Point Is, Locomotive FC Keeps Grinding Out Results
It's so hard to see how good this game was. Everyone wants wins, no one wants losses, and this was neither.
Ninety minutes. A slog in the slop. A game braced by fouls.
Not the kind of braces Jerome Kiesewetter has been scoring, either. Think Forrest Gump as a boy. Think Forrest Gump as a boy with no Jenny telling him to "Run, Forrest, run!"
What would that movie have been without the scene of metal metamorphosis, the braces falling away from Forrest's legs in slow-motion as he ran from his tormentors?
Well, it would have been Locomotive's 1-1 draw against Portland Timbers 2 on a sluggish, sopping Saturday night in Portland, OR.
And it would still have been a triumph.
Kiesewetter was starved of service, barely seen. Omar Salgado was on an island out on the wing. Locomotive's vaunted defense was challenged, hemorrhaging yellow cards and fouls around its area despite having an overwhelming 65 percent of the possession.
But it wasn't overwhelming for the host Timbers 2. At times, Locomotive FC appeared to be its own worst enemy.
In the 41st minute, it was.
T2 forward Foster Langsdorf jumped on a poor clearance in the top right corner of the El Paso area and was taken down by right back Bryam Rebellón.
The Colombian protested that he was tripped up by Langsdorf but had run into him from behind having never touched the ball. Referee Elijio Arreguín pointed straight to the spot.
Rebellón's countryman, Dairón Asprilla, took the resulting penalty.
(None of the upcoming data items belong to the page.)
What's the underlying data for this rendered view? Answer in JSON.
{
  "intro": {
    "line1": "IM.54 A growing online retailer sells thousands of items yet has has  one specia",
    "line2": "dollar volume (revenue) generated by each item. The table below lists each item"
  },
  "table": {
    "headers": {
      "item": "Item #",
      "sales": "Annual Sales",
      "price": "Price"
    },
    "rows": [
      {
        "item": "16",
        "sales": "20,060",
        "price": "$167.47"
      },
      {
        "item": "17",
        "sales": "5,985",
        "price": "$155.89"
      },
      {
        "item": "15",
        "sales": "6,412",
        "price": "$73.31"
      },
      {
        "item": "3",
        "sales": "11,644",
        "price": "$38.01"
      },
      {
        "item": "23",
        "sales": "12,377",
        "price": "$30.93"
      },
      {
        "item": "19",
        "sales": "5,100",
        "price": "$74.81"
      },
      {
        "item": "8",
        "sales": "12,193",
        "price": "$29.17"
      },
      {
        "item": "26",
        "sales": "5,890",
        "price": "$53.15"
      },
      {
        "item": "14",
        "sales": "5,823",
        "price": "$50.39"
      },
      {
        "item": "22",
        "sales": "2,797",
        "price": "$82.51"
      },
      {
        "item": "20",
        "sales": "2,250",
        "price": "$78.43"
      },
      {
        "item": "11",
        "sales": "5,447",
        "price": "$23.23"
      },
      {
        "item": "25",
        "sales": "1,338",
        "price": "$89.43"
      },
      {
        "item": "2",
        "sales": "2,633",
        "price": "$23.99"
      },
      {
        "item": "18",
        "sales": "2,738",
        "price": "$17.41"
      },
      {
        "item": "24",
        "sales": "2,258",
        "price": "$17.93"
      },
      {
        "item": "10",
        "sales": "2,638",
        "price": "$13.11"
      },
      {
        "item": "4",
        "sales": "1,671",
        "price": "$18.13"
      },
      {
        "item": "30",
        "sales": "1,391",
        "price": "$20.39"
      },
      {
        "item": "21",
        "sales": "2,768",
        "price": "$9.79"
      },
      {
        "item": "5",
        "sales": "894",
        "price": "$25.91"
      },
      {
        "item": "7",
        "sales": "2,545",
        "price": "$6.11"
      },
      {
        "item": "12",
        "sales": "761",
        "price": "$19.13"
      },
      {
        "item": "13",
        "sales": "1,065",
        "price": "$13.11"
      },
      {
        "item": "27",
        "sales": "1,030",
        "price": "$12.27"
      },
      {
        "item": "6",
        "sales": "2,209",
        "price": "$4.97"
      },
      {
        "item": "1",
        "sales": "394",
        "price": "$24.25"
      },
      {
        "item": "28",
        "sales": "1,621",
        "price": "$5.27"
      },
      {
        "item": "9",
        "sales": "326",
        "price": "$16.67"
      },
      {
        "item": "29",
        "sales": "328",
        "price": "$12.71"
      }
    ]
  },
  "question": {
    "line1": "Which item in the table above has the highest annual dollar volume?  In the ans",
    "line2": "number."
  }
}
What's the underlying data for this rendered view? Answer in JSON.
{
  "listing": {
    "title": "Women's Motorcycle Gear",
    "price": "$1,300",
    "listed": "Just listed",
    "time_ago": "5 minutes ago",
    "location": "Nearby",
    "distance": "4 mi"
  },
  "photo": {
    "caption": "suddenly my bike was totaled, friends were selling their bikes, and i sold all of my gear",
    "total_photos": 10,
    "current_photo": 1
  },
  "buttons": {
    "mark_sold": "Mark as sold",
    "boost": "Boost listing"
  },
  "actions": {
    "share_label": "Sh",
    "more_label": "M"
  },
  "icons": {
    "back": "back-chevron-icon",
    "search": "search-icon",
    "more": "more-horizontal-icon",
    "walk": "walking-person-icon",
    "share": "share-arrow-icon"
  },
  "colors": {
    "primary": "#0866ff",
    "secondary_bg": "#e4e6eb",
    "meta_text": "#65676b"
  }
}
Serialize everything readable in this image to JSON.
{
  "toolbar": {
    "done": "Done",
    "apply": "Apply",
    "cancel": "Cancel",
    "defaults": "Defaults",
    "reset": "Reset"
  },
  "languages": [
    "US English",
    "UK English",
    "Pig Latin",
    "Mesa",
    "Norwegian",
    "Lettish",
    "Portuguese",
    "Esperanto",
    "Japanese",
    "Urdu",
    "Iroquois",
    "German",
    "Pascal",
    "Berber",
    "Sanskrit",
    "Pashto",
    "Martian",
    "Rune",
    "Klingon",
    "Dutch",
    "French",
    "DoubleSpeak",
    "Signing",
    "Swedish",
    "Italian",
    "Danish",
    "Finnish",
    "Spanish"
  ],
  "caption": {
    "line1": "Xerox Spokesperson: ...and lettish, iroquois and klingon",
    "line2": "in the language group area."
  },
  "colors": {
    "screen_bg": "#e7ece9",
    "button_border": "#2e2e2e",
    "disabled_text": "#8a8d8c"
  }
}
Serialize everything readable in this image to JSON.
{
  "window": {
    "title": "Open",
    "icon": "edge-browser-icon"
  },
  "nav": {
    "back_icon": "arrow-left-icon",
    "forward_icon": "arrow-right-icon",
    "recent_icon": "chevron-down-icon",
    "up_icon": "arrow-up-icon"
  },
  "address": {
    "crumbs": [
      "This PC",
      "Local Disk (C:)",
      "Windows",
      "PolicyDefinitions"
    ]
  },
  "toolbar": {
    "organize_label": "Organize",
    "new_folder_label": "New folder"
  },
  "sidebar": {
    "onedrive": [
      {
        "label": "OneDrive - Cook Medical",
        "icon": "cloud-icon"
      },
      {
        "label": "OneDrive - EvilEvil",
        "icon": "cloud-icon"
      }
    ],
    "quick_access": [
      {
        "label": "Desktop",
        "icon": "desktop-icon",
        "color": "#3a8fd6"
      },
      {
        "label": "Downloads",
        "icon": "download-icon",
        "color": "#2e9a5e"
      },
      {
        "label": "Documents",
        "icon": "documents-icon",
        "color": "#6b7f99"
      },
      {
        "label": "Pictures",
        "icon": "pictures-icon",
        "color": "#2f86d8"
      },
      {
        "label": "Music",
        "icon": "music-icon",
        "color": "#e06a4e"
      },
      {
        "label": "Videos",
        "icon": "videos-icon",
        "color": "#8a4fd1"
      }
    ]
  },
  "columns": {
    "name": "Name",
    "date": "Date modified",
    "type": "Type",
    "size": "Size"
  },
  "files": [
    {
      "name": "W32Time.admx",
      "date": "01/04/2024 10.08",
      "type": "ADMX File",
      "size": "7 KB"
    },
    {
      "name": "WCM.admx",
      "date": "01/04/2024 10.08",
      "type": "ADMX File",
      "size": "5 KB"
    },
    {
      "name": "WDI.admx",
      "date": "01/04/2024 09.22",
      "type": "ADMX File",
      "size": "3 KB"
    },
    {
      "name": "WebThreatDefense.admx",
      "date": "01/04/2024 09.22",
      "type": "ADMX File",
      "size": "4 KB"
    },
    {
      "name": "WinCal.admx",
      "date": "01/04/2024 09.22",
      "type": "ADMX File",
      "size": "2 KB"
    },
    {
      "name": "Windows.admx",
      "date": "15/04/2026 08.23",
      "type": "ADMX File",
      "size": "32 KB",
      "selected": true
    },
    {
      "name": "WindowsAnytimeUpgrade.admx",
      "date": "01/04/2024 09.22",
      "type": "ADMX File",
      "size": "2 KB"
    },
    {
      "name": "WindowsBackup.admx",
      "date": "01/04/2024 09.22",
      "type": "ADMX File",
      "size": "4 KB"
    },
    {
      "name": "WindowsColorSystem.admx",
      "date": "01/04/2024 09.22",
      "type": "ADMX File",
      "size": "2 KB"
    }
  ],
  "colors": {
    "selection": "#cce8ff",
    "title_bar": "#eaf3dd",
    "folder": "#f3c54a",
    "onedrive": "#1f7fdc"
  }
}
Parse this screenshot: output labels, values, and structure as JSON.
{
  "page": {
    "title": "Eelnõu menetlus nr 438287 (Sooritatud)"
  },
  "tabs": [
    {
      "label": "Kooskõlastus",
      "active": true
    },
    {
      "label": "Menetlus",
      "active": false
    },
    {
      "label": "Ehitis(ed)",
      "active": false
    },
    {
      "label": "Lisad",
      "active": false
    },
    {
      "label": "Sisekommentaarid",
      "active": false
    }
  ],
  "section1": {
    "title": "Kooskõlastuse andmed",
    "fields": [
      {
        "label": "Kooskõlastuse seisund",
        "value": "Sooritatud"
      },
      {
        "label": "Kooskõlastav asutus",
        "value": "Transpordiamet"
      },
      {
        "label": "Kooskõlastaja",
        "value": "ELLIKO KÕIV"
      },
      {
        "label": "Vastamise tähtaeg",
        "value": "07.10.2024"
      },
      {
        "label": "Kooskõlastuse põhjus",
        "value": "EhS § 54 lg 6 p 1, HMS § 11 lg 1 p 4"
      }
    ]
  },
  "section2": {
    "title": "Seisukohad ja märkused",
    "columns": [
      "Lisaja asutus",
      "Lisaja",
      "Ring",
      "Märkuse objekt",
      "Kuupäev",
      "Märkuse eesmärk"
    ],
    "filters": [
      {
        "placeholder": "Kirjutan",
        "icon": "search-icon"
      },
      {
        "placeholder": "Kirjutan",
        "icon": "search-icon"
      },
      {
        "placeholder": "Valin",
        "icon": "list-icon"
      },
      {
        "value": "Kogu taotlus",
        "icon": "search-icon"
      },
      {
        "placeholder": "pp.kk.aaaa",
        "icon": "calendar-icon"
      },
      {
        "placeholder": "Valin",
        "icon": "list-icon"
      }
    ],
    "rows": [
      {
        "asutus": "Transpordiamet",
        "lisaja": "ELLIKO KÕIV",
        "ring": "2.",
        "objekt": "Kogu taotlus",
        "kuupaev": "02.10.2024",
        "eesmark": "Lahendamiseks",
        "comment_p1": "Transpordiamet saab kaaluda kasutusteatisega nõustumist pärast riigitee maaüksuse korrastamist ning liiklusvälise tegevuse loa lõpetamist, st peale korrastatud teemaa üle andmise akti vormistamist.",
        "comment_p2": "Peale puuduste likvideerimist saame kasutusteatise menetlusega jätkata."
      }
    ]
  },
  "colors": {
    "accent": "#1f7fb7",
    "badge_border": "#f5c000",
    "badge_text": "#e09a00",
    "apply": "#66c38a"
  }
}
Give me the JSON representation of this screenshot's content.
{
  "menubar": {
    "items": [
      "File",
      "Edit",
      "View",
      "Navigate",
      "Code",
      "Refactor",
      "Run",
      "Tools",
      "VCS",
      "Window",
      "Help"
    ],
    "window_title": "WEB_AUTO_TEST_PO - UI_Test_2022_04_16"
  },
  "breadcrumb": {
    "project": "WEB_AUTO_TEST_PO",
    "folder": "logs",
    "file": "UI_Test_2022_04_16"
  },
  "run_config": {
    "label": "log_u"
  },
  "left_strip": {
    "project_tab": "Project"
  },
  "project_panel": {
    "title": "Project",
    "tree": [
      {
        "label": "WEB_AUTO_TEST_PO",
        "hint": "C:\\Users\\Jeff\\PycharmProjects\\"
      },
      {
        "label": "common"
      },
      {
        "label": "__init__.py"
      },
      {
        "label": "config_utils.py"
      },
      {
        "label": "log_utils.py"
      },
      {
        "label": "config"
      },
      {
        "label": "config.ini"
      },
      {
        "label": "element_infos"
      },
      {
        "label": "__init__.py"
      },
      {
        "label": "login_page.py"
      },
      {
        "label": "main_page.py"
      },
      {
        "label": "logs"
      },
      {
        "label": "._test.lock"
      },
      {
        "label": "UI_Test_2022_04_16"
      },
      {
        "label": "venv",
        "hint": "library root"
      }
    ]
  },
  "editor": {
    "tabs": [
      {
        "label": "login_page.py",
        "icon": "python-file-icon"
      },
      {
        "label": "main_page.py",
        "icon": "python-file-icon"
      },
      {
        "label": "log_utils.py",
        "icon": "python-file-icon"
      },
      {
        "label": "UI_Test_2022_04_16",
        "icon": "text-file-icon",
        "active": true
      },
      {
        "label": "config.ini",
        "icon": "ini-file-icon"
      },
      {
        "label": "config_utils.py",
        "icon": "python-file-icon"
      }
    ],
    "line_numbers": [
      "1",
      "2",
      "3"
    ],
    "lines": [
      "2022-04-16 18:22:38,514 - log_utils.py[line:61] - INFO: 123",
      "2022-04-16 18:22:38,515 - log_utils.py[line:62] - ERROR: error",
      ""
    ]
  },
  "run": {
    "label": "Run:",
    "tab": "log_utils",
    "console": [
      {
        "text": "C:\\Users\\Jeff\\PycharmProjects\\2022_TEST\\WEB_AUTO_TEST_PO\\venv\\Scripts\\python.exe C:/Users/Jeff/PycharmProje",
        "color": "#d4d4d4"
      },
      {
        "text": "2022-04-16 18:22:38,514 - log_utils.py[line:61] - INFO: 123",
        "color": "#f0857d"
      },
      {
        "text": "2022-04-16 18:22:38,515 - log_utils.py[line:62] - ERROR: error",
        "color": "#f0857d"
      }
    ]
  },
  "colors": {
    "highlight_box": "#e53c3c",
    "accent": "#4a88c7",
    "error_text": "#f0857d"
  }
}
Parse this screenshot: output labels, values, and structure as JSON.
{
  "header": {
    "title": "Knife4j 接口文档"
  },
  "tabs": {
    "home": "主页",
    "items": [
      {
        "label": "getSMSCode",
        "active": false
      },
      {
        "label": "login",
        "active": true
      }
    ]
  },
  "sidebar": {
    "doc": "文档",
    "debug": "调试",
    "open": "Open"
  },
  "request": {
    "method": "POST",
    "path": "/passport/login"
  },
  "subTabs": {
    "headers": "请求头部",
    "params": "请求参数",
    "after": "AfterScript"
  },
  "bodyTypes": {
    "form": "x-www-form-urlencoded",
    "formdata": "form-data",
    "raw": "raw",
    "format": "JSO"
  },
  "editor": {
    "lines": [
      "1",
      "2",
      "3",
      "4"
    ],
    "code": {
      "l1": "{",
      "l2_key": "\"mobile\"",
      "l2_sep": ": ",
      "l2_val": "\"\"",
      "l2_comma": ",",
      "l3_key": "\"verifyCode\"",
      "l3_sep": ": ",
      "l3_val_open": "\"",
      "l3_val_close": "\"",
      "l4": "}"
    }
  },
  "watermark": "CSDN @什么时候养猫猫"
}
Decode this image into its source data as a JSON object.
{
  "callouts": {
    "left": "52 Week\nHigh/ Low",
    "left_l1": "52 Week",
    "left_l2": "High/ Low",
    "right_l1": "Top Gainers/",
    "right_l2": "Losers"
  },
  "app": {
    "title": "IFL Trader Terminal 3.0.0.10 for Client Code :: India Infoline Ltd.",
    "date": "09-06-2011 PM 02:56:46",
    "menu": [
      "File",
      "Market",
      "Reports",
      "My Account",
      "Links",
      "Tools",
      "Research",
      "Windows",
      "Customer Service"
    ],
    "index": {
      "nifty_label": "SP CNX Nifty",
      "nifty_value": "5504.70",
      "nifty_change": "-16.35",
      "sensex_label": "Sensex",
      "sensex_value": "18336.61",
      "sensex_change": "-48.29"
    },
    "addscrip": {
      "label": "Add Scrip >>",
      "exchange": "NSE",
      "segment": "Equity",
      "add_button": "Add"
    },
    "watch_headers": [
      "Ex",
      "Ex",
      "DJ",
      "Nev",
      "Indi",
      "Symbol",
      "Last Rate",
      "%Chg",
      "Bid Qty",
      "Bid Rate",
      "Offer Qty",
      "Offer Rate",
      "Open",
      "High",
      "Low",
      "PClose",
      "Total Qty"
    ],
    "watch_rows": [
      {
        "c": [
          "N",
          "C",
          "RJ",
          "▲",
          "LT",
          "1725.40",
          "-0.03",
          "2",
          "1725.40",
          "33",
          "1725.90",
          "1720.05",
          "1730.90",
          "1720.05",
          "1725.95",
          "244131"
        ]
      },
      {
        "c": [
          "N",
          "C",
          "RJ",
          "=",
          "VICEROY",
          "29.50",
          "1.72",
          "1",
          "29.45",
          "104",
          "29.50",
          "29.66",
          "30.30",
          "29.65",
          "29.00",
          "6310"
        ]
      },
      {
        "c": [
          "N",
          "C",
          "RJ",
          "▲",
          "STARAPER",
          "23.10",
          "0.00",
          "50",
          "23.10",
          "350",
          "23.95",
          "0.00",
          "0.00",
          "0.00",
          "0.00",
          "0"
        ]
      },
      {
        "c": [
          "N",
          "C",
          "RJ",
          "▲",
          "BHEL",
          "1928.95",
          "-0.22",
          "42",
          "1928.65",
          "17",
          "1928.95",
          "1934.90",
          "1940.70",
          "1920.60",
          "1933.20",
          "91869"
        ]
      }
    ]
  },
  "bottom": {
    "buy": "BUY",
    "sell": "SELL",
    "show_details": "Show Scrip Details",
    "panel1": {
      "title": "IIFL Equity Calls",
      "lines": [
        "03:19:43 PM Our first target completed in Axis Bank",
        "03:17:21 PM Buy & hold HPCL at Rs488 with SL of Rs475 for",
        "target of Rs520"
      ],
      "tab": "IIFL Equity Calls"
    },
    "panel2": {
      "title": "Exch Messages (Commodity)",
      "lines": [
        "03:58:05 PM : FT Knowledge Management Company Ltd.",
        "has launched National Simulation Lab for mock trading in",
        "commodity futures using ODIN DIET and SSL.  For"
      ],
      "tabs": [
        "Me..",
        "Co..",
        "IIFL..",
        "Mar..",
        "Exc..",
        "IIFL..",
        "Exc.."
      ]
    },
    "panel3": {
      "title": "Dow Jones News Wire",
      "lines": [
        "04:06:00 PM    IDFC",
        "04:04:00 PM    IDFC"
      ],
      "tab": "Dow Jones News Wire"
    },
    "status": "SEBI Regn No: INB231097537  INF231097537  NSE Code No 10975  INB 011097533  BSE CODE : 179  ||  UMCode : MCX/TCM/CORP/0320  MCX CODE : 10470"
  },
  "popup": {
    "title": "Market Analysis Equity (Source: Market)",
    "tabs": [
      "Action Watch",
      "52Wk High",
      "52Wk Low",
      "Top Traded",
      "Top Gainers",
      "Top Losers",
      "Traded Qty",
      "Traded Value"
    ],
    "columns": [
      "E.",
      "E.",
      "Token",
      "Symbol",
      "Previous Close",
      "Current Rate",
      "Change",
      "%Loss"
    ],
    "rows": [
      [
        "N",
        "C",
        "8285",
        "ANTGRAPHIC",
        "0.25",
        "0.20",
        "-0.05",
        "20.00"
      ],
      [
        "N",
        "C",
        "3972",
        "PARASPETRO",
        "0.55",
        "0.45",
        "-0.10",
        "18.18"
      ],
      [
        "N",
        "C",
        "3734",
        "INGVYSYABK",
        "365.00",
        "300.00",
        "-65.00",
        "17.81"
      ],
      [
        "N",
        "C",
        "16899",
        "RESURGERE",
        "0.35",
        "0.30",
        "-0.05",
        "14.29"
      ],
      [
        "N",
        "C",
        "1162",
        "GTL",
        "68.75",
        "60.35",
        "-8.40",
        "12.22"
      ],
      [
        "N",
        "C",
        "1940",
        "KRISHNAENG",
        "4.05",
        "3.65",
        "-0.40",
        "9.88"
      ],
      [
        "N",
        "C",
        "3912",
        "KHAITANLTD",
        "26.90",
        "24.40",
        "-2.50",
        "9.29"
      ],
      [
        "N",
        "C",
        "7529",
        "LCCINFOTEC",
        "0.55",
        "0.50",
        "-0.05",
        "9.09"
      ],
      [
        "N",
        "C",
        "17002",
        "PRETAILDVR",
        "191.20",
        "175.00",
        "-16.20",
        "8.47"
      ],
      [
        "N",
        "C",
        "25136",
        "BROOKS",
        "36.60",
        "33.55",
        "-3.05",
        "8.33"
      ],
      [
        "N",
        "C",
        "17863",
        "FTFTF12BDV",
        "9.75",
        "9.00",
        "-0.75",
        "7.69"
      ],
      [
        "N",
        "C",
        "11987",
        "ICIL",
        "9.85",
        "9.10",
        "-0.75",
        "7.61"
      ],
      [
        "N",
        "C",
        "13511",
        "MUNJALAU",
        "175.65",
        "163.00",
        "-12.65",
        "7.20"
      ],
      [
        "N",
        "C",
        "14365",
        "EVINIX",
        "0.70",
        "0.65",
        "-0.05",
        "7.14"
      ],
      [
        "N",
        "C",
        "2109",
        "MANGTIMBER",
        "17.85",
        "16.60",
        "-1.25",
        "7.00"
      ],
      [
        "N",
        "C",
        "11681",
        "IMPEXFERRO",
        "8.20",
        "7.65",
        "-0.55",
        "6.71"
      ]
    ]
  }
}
Locomotive keeper Logan Ketterer guessed correctly, diving to his right to stop the shot, but the rebound came straight to Asprilla who deposited the ball into the goal to give the hosts the lead.
El Paso had dominated possession, created more, done more; but Timbers 2 led, 1-0.
Here's where the sport tests a team's love for it. Fans, too.
At Locomotive FC's viewing party at Union Drafthouse two screens of soccer sandwiched Game 6 of the NBA's Eastern Conference finals between Toronto and Milwaukee, and the Dodgers and Pirates.
While Locomotive lagged, the Raptors roared and the Dodgers dominated; two of America's "Big Four" sports taunting the would-be fifth, a second division grind in a figurative fog.
But Locomotive's supporter group, 8th Notch, sassed and sang with every foul and card that went against El Paso while curious patrons cocked their eyebrows and exchanged bemused glances, the other sports so a part of a Saturday night out on the town that they were barely acknowledged while soccer was serenaded.
And then Omar Salgado scored.
A goal that came from almost nothing. A stoppage time throw-in that midfield general Sebastián Contreras recognized as a T2 lapse. A quick ball to Salgado who neatly sidestepped defender Marco Farfán, who was late to the party and left keeper Kendall McIntosh stranded.
El Paso's first-ever number one draft pick in any sport, Salgado had returned to his hometown as Locomotive's target forward, the go-to man for goals. But Mark Lowry's scheme found a better fit for Salgado on the left wing, and he obliged. Then he was moved to right wing, and he obliged. Then came Kiesewetter – Salgado's former teammate on a number of US youth national teams – and El Paso had found its No. 9. Meanwhile, no matter where he was on the field Salgado could not find the back of the net.
With Locomotive FC starting its season the weekend after Mardi Gras, it seemed the Sun City's hometown hero had given up goals for a Lent that was stretching well past Easter.
Bring out the beef and liquor.
Salgado's finish from just inside the box was clinical, his goal deserved and he sprinted around the back of McIntosh's net in an odd dad-dance of a celebration and blew kisses to the Timbers fans booing him.
Uniforms and hair were stuck to the skin. The ball was stuck on Providence Park's new but soggy grass pitch. The score was stuck at 1-1.
But Timbers 2 was the home team, third in the Western Conference table to El Paso's seventh going into Saturday's game. The onus was on the hosts to get the full three points and Locomotive FC didn't give them the room to do so. El Paso now has results in six straight matches.
The phrase "It's a marathon, not a sprint," is grossly overused. But run 26 miles and see if you care who broke the tape at the finish line.